Anonymous wrote:
Anonymous wrote:I knew a mother who felt this way a few years ago. She had other mental health issues, OP. It’s not a natural or normal way to feel. It’s a biological imperative that we think our offspring are the most attractive.
Not OP but I am objectively able to tell some kids are better looking than mine. I think another poster nailed it when saying that it's good to be above a certain threshold of looks because it makes life easier. I think, but don't know, that there are diminishing returns after a certain point -- certainly being ugly is not good when it comes to relationships, social, jobs, but being good-enough looking (okay - looking?) is important. Super model good looks may actually hurt in some areas. Anyone know what studies say about this?
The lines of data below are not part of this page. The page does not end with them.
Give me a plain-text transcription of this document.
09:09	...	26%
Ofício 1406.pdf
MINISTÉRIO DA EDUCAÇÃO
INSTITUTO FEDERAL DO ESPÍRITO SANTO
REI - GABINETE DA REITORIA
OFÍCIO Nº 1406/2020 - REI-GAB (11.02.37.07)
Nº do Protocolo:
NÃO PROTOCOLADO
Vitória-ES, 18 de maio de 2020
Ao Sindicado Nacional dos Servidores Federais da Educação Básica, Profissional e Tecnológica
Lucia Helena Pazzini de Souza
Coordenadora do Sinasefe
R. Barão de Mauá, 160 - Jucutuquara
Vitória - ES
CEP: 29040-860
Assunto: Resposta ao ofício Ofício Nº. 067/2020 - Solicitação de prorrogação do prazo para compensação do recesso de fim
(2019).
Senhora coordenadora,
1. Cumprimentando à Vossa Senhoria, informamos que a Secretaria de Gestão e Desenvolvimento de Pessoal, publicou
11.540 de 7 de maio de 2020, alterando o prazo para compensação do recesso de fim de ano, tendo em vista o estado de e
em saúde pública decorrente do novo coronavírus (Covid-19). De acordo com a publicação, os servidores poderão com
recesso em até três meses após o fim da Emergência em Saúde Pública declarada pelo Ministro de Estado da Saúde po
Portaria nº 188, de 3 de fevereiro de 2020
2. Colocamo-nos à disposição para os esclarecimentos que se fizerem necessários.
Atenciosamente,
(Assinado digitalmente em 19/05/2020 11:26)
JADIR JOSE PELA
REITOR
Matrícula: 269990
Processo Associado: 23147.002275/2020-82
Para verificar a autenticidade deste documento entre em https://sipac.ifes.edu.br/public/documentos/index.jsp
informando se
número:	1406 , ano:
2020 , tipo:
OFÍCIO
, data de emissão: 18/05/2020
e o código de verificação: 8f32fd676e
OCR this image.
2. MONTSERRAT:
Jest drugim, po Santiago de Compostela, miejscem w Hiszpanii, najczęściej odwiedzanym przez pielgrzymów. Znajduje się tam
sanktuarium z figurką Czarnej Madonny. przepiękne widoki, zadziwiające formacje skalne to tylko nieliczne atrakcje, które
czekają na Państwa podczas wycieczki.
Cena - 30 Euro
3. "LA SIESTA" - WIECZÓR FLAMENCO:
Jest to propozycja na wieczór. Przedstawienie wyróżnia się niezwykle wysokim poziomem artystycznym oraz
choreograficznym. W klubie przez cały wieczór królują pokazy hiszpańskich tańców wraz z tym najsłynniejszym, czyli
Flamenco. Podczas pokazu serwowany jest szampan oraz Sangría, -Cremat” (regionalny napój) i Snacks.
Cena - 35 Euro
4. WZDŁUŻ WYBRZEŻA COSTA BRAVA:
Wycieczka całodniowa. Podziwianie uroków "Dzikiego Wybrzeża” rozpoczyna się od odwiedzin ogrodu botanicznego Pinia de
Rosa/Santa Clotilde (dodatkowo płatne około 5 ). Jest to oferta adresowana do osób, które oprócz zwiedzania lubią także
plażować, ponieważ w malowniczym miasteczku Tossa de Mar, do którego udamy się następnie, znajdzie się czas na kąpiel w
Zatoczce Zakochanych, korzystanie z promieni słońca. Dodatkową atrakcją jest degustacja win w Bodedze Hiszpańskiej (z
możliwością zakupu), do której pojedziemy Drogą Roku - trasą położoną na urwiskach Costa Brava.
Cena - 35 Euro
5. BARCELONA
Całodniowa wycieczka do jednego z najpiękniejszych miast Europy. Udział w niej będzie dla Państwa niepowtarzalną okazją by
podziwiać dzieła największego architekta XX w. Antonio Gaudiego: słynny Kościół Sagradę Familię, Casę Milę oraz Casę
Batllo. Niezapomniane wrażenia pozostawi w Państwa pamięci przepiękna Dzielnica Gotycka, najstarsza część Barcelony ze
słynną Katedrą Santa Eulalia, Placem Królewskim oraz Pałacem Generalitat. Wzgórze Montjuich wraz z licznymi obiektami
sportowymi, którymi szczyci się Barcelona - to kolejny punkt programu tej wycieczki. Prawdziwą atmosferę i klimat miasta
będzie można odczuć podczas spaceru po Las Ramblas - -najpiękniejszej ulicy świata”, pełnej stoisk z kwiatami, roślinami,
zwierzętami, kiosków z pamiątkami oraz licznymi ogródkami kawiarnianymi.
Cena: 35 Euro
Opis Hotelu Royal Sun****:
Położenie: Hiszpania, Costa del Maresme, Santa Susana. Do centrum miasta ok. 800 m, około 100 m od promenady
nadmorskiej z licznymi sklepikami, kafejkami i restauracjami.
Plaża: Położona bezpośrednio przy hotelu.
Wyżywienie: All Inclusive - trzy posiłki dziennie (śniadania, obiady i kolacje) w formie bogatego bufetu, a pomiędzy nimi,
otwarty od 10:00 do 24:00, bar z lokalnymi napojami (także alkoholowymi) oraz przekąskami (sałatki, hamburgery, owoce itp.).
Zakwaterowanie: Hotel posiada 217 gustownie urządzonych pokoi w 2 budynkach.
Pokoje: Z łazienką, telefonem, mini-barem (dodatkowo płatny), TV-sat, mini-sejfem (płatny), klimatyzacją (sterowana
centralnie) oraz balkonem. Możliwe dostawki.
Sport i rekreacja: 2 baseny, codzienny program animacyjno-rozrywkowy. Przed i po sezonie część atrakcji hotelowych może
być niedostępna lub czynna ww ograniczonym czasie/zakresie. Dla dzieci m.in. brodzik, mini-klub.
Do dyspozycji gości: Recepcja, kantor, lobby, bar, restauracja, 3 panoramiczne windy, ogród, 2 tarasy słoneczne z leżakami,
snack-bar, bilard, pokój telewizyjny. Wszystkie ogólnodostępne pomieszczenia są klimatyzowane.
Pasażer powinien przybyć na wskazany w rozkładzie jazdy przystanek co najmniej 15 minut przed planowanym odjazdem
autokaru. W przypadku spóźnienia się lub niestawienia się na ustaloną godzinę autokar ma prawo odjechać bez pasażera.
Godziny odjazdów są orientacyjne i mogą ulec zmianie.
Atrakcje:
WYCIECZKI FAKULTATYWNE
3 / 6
You know, I do have mental health issues (garden variety anxiety / depression like some crazy % of women). So I suppose it's possible that part of the reason I am able to tell my kids aren't super models is related. I know depression and anxiety are linked w an ability to see more clearly and objectively generally. But I'm not sure that's the reason in my case (honestly, I think it's an ability to see the big picture) and I Don't think mothers who aren't able to realize their kids aren't great looking are the only healthy ones.
Plus, one thing I have realized as my kids get older is that they really change A LOT through the years- not just what they look like but if they are good looking or not.